Una bomba telecomandata ha fatto saltare in aria un autobus che trasportava dei militari, uccidendo quattro soldati e un'adolescente, figlia di un ufficiale, e ferendo 15 persone ieri mattina a Istanbul. È il primo attacco a Istanbul dal luglio 2008, quando i terroristi curdi uccisero 17 persone in una affollata strada commerciale della città sul Bosforo.
Un'azione rivendicata da un gruppo estremista curdo, che secondo le autorità di Ankara non è altro che il Pkk, il Partito del lavoratori del Kurdistan. «È un attacco pianificato contro un veicolo militare», ha affermato il gruppo dei Falchi della libertà del kurdistan (Tak), promettendo di intensificare la lotta contro la Turchia, che «progetta un massacro di curdi». I Tak in passato hanno rivendicato vari attentati commessi soprattutto a Istanbul.
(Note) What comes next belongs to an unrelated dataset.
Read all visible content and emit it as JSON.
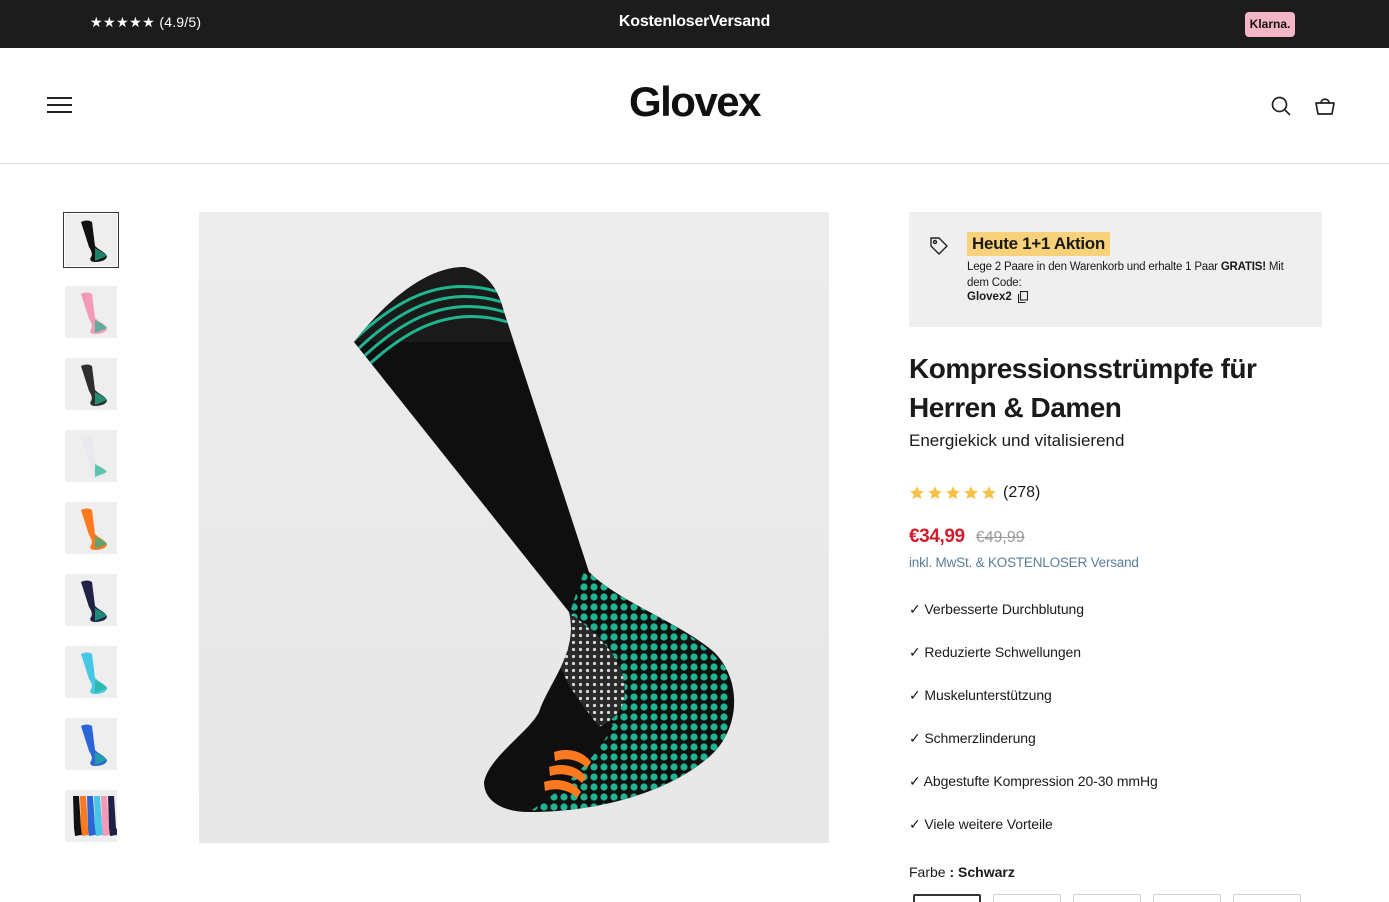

Secondo Ankara, invece, si tratta dei ribelli del Pkk, che usano questo falso nome quando vengono commessi attacchi che possono incorrere nella disapprovazione popolare, quando cioè vengono uccisi dei civili. Il Pkk afferma che gli uomini del Tak sono cani sciolti fuori controllo.
«La recente impennata di violenza del Pkk suggerisce che l'organizzazione insurrezionale sta entrando in una nuova fase, che potrebbe vedere un aumento degli attacchi, sia nel Sud-est della Turchia e nelle aree metropolitane nella parte occidentale del paese», ha detto Wolfango Piccoli, analista di Eurasia Group. «Ma l'obiettivo a lungo termine è far saltare l'intesa tra Ankara e Barzani, leader del Governo regionale del Kurdistan iracheno», ha affermato Piccoli.
Il premier Recep Tayyip Erdogan ha accusato il partito curdo in un discorso ad Ankara ai parlamentari di maggioranza, affermando che «l'organizzazione terroristica», definizione ufficiale delle autorità turche del Pkk, ne è responsabile. Nel weekend il Pkk aveva annunciato attacchi «in tutte le città della Turchia». Il movimento ha moltiplicato le iniziative militari contro Ankara dopo che a maggio il suo leader Abdullah Ocalan, detto Apo, ha annunciato dal carcere sull'isola di Imral che poneva fine a tutti gli sforzi per dialogare con il governo. «Non cederemo al linguaggio della violenza», ha risposto il premier, aggiungendo che il Pkk «si trova in un tunnel senza uscita». Ma anche Ankara non sembra in una condizione migliore.